Lamentável que certos juizes,quando no poder esquecem que são advogados,alguns se acham estrela de cinema e tv.A mim parece que esse "julgamento" tem as cartas marcadas,não importa se culpados ou não,a imprensa ja condenou e como eles precisam de holofotes dizem amém.Não quero me referir ao merito da questão se culpados ou não,não tenho compentencia para isso,mas apenas mostrar algumas particularidades do caso.1)Os juizes do Supremo sabiam que este ano é eleitoral,não justitica a ausencia de nenhum juiz,da a entender que o caso ja foi julgado,ou,não tem importância.Se o ritual é ouvir os advogados que se cumpra.2)Um juiz do STF,integro,honesto,não pode se declarar ingenuo ao aceitar convite para ir a casa de um presidente de partido,cujos membros estão sendo julgados,para depois recorrer a imprensa e se fazer de vitima inocente na frente aos holofotes.3)Ao que me consta o ministro acusador,parece ser o mesmo que "amoitou" por mais de um ano investigações do caso Cachoeira,alegando desculpas vagas,o que para mim torna sua conduta duvidosa e inapta e quando acusa os réus neste caso não apresenta provas concretas,apenas o ouvi dizer,o que a imprensa publicou,inclusive a acusação de um deputado cheio de ódio,mais parecendo aqueles filmes de gangters na hora da divisão do roubo,onde o bandido que ficou com a menor parte,saca sua arma e atira para todos os lados.Como cidadão quero o fim de todos os mensalões e punição dos corruptos e corruptores,mas não só neste caso.Pergunto;e os outros cujos processos foram engavetados com aval da imprensa como ficam?
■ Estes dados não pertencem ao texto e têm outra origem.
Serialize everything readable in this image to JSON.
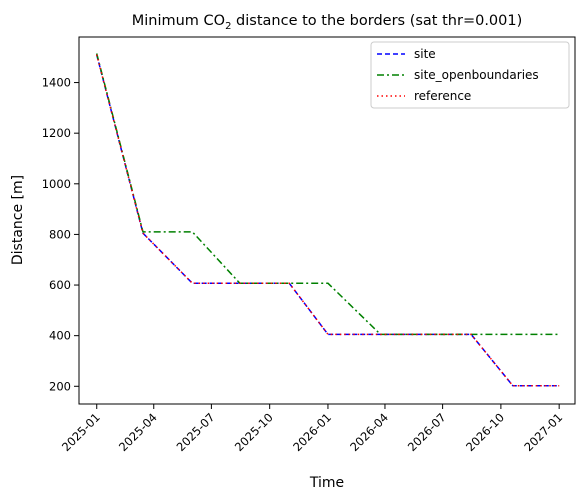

Caso das privatizações suspeitas,mensalão da reeleição do FHC,SIVAN,ferrovia norte sul governo Sarney e outros tantos.Me pergunto as vezes,teria esse STF moral para esse tipo julgamento?mais parece teatro,

Citoyen disse:
10 de agosto de 2012 às 08:47

Que me desculpem os que pretendem reclamar da ausência física da Ministra, ANTES de verificar COMO ocorria o QUORUM mínimo deliberativo do Tribunal.
A reclamação, feita sem fundamento regulamentar, só tende, "data maxima venia", a IRRITAR não só os que já são contra o Réu, como também àqueles que podem até ser a favor do Réu.
Mas NÃO É SÓ!
Por que NÃO HOUVE PROTESTO contra os MINISTROS que DORMIRAM na SALA de AUDIÊNCIA?
Será que alguém afirmará que o SONO, que se define como AUSÊNCIA de CONSCIÊNCIA, não é EQUIVALENTE à AUSÊNCIA FÍSICA da SALA de AUDIÊNCIA?
O Dicionário DORSCH, de Psicologia, define o SONO como "...ESTADO de REPOUSO e SEPARAÇÃO do AMBIENTE...COM QUEDA ou SUPRESSÃO da CONSCIÊNCIA DIURNA e do MOVIMENTO VOLUNTÁRIO..."!
Portanto, "concessa maxima venia" COMERAM MOSCAS os COLEGAS que, no dia seguinte, reclamam da AUSÊNCIA FÍSICA de um MINISTRO, mas, no DIA ANTERIOR, ESQUECERAM-SE de RECLAMAR da AUSÊNCIA-PRESENTE de MINISTROS que "CAIRAM NO SONO", ausentando-se CONSCIENTEMENTE do ambiente da audiência, embora estivessem fisicamente presentes!